Now all roads lead to France and heavy is the tread
Of the living; but the dead returning lightly dance.
Edward Thomas, Roads

Tuesday, August 8, 2023

The Weekly War: How The Saturday Evening Post Reported World War I


Edited by Chris Dubbs and Carolyn Edy
University of North Texas Press, 2023
Courtland Jindra, Reviewer




In our increasingly fractured media environment where people tend to go into their different media silos for entertainment, news, and culture, it may seem strange that a magazine sought to be the main source of news and culture to “average” America. The Saturday Evening Post of the early 20th century attempted to appeal to, and influence the opinions of, middle America. While the rich city dweller might subscribe to Harper's Weekly, your typical American in what we'd now term "flyover country," had seen nothing like this until Cyrus Curtis bought the struggling newspaper in 1897. Curtis converted the publication to a magazine, hired the ambitious young editor George Horace Lorimer, and together they'd turn The Saturday Evening Post into a juggernaut that appealed to middle class Americans, with everything from short stories by popular authors, to in-depth articles about famous newsmakers of the day, pieces on business and sports, recipes, reviews of theater, and so on. Basically, it was a one-stop shop for a bit about everything going on in the country at the time.

When war clouds gathered on the horizon in the summer of 1914, Lorimer decided he should send correspondents to Europe to cover what might prove to be the biggest story of the age. The Saturday Evening Post did not usually have staff writers as such—the magazine depended on people to submit their work freelance—but Lorimer changed his mind during the war and worked on getting writers overseas so they'd give him stories that he was sure the public would be interested in. Once the shooting started in late July, his prescience was duly rewarded. Lorimer had people on the ground from practically the earliest days of the fight. Hundreds of articles would be written during the next five-and-a-half years about the conflagration and its aftermath. Most would focus on the Western Front, but the magazine would run pieces from Russia, Serbia, Italy, the Ottoman Empire, pretty much anywhere there was a good yarn to tell. 

This anthology, put together by Chris Dubbs and Carolyn Edy, cherrypicks 33 essays and columns from four distinct periods of the war (early days, the lead up to U.S. engagement, Americans in the fight, and after the war) to give a flavor of how the entire conflict was covered. Chapters before each section also discuss some of the memorable events and stories that were published at the time but not included in the anthology proper.

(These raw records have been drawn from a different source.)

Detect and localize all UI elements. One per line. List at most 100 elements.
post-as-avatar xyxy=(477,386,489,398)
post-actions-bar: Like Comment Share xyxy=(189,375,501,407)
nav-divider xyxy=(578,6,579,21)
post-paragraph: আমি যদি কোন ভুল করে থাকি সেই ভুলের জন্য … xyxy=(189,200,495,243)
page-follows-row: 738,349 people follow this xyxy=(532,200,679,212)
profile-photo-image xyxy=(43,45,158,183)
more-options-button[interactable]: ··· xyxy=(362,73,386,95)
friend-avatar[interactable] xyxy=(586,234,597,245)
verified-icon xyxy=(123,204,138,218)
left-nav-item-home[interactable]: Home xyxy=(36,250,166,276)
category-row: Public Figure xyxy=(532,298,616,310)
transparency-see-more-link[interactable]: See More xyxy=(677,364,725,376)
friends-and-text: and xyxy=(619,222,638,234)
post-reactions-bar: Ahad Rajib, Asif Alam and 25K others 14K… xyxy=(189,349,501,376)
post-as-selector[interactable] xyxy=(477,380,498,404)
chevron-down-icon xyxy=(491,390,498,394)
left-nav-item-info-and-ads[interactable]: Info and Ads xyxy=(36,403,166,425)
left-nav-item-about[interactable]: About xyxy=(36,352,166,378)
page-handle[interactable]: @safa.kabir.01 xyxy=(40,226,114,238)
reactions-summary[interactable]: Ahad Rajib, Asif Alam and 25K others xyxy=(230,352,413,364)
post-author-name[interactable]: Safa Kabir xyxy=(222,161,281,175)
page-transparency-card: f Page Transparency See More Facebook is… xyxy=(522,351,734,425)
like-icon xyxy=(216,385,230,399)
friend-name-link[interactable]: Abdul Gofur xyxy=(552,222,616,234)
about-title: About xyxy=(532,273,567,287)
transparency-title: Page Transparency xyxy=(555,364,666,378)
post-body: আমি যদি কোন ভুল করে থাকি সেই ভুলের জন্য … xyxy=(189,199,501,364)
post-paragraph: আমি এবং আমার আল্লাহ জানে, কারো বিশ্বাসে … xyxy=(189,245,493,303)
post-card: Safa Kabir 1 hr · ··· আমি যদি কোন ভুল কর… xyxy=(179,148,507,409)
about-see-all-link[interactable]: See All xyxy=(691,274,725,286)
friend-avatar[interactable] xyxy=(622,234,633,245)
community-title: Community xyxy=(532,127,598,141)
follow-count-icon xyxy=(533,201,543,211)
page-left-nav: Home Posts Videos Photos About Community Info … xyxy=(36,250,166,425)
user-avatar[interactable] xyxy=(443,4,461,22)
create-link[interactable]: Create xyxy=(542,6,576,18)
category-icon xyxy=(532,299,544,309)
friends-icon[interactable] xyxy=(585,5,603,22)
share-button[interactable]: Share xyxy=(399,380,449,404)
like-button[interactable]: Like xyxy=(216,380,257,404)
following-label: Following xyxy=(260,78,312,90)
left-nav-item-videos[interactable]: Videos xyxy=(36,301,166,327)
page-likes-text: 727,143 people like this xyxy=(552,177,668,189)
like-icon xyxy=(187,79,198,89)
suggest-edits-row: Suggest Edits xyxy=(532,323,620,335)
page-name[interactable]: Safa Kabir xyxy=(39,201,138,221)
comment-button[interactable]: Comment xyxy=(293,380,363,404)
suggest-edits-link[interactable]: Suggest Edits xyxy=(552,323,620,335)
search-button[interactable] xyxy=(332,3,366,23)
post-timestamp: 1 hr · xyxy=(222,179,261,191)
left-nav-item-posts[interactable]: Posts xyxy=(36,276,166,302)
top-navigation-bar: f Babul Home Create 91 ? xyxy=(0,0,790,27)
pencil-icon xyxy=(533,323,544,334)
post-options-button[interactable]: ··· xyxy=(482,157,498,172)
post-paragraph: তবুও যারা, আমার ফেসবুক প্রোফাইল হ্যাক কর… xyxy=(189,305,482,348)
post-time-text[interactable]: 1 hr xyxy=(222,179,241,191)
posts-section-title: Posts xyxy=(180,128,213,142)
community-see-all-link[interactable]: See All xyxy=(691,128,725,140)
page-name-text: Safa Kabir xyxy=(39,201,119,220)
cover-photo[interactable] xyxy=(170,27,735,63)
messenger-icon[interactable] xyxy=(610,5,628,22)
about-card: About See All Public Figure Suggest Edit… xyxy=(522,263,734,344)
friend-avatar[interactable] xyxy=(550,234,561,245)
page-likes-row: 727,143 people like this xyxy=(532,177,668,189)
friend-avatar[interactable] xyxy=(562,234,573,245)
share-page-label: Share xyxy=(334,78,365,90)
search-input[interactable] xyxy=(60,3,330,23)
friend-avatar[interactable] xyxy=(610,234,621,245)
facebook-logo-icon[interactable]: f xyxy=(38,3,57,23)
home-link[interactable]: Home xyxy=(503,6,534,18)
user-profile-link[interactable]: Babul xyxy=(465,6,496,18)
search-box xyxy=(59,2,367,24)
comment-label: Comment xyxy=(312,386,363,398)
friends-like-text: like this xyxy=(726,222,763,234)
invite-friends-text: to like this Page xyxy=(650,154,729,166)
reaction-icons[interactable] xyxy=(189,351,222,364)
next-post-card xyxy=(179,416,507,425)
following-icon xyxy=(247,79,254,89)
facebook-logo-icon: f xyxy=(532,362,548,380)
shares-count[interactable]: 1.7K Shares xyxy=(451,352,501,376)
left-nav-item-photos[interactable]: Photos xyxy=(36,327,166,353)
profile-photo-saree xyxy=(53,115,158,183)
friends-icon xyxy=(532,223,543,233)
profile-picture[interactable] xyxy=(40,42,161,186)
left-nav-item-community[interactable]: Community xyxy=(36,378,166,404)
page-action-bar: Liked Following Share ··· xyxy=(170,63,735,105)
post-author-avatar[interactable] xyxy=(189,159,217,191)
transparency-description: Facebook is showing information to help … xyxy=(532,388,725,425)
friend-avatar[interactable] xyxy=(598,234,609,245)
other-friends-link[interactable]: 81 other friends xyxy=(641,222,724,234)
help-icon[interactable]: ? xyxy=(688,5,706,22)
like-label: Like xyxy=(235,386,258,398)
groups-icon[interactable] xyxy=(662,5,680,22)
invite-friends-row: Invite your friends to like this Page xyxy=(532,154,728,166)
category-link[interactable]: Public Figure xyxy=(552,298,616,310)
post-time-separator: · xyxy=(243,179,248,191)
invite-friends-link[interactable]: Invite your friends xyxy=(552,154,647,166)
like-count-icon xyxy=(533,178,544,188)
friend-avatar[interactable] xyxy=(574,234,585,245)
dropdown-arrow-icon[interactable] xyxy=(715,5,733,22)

Several of the writers are included multiple times in the volume since the Post's correspondents (few of whom had ever actually covered a war before) wrote numerous articles from the afflicted countries. Most articles are quite memorable, with wonderful turns of phrase and imagery. They're occasionally filled with humor but always a sense of pathos. In one, “Europe's Ragdoll”, Irvin S. Cobb describes how much Belgium suffered at Germany's expense. He describes a destroyed toy doll he saw that had been left on a random road:

Since then, I have seen many sights. Some were dramatic and some were pathetic and nearly all were stirring; but I still recall quite clearly the little picture of the forks of the Belgian road, with a background of empty fields and empty, wrecked houses, and just at my feet the doll, with its head crushed in and the sawdust spilled out in the rut the ongoing army had made. And always now, when I think of this, I find myself thinking of Belgium.

Another, “Ward Eighty-Three” by Elizabeth Frazier, documented time she spent as a volunteer nurse at a French hospital. In one vignette she discusses a Frenchman who denigrated the Croix de Guerre he had received. Later she noted:

It was not until several days later when I came upon him unobserved, poring over the official notice of decoration, and caught the look of pride, of emotion in the young face, that I really got the matter straight. Twenty-one is twenty-one the world over, and always hides its loves.

In covering the Balkans, Herbert Corey noted in an article titled “An Army of Homesick Old Men” when the Allied offensive was reclaiming territory that:

Then the French did one of the graceful things they can always be counted on to do. “This," said the officer in command, "is an old Serbian town. The Serbs shall be the first to enter."

There is a piece describing the ongoing Armenian Genocide and one from an observer of the signing of the Versailles Treaty (and how anti-climactic is all seemed). I could probably pull quotes that have stuck with me from nearly all of the selections, but I think “Ruins” (again by Elizabeth Frazier) describing the devastation of eastern France culminates both the tragedy of war and why France was so adamant that Germany had to suffer in its aftermath:

During the war certain German potentates had openly avowed their intention to "strike France to the heart for fifty years." Beholding the systematic destruction, it seemed as if they had done it.

All in all, this is a well-curated tome and a must-have for a lover of long-form writing from the era.

Courtland Jindra

1 comment:

  1. This sounds like a very good survey of the war from, as you say, that mainstream US view.